The HPPRINCOMP Procedure
The OUTPUT statement creates a data set that contains observationwise statistics, which are computed after PROC HPPRINCOMP fits the model. If you do not specify a keyword, then only the principal component scores are included.
The OUTPUT statement causes the OUT= option in the PROC HPPRINCOMP statement to be ignored.
The variables in the input data set are not included in the output data set, in order to avoid data duplication for large data sets; however, variables that you specify in the ID statement are included.
You can specify the following syntax elements:
-
OUT=SAS-data-set
DATA=SAS-data-set
specifies the name of the output data set. If you omit this option, the procedure uses the DATAn convention to name the output data set.
-
keyword <=prefix>
-
specifies a statistic to include in the output data set and optionally a prefix for naming the output variables. If you do not provide a prefix, the HPPRINCOMP procedure assigns a default prefix based on the type of statistic requested. For example, for the VAR variables x1 and x2, RESIDUAL produces two residual value variables, R_x1 and R_x2.
You can specify the following keywords to add statistics to the OUTPUT data set:
-
H
requests the approximate leverage. The default prefix is H.
-
STD
requests standardized (centered and scaled) VAR variable values for each VAR variable. The default prefix is Std.
-
STDSSE
requests the sum of squares of residuals for standardized VAR variables. The default prefix is StdSSE.
-
TSQUARE
T2
requests scaled sum of squares of score values. The default prefix is TSquare.
-
RESIDUAL
RESID
R
requests residuals for each VAR variable. The default prefix is R.
-
SCORE
requests principal component scores for each principal component. The default prefix is Score.
If you specify METHOD=EIG, the only valid keywords are RESIDUAL (if you also specify the PARTIAL statement) and SCORE. Other keywords are ignored.
The output variables that contain the requested statistic are named as follows, according to the keyword that you specify:
The keywords RESIDUAL and STD define an output variable for each VAR variable, so the variables that correspond to each VAR variable are named by appending the name of the VAR variable to the prefix. For example, if the model has the VAR variables x1 and x2, then RESIDUAL=R produces the variables R_x1 and R_x2.

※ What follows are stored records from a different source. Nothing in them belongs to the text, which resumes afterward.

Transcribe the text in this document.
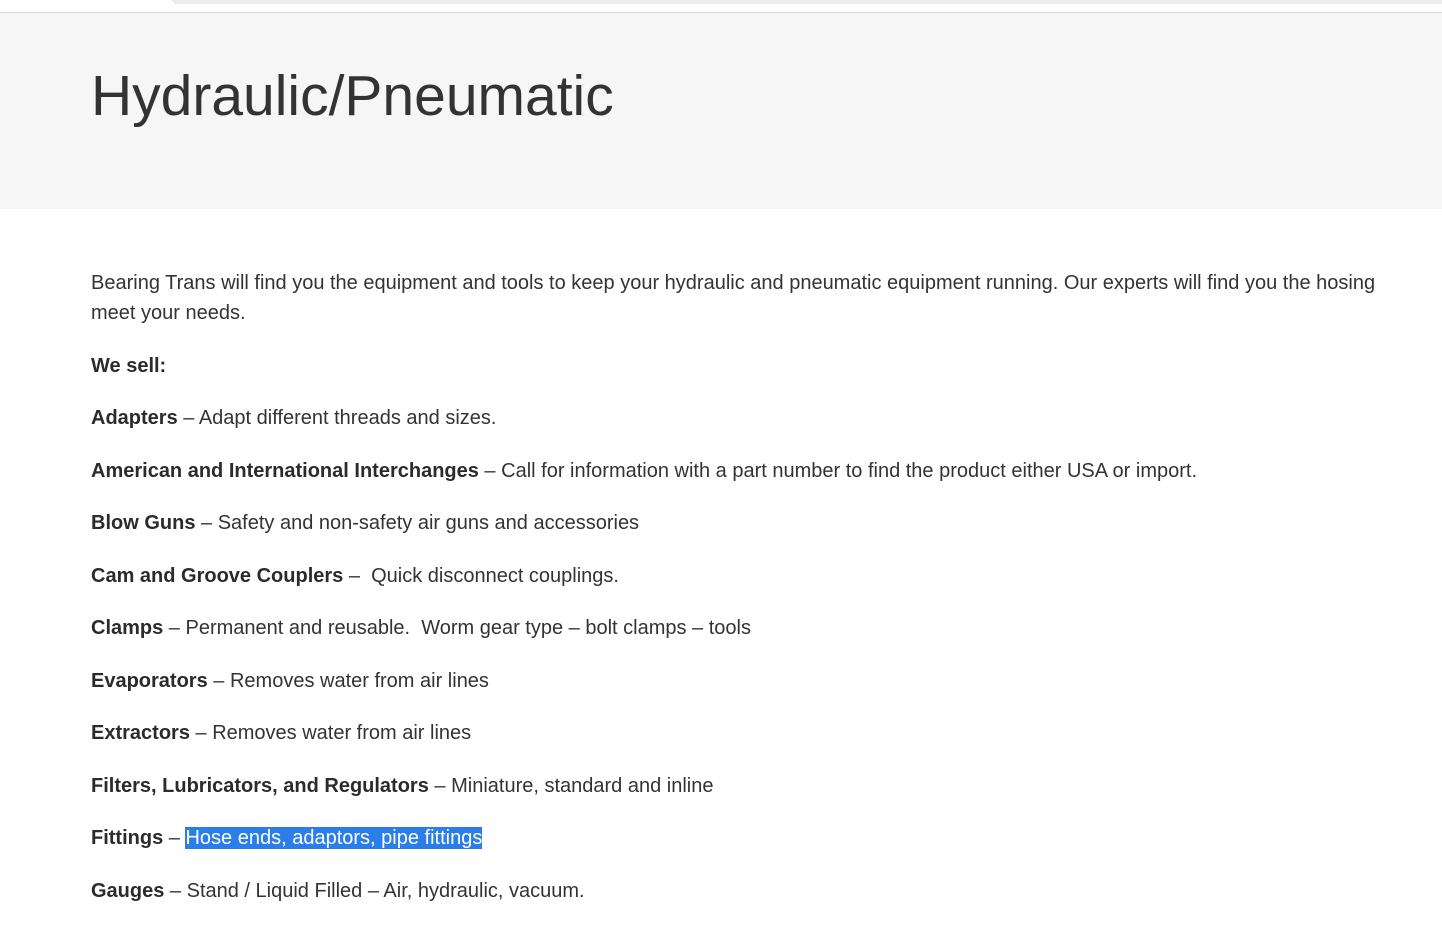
Hydraulic/Pneumatic

Bearing Trans will find you the equipment and tools to keep your hydraulic and pneumatic equipment running. Our experts will find you the hosing
meet your needs.

We sell:

Adapters – Adapt different threads and sizes.

American and International Interchanges – Call for information with a part number to find the product either USA or import.

Blow Guns – Safety and non-safety air guns and accessories

Cam and Groove Couplers –  Quick disconnect couplings.

Clamps – Permanent and reusable.  Worm gear type – bolt clamps – tools

Evaporators – Removes water from air lines

Extractors – Removes water from air lines

Filters, Lubricators, and Regulators – Miniature, standard and inline

Fittings – Hose ends, adaptors, pipe fittings

Gauges – Stand / Liquid Filled – Air, hydraulic, vacuum.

The keyword SCORE defines an output variable for each principal component, so the variables that correspond to each successive component are named by appending the component number to the prefix. For example, if the model has three principal components, then SCORE=T produces the variables T1, T2, and T3.
The keywords H, STDSSE, and TSQUARE each define a single output variable, so the variable name matches the prefix.
Last updated: December 09, 2022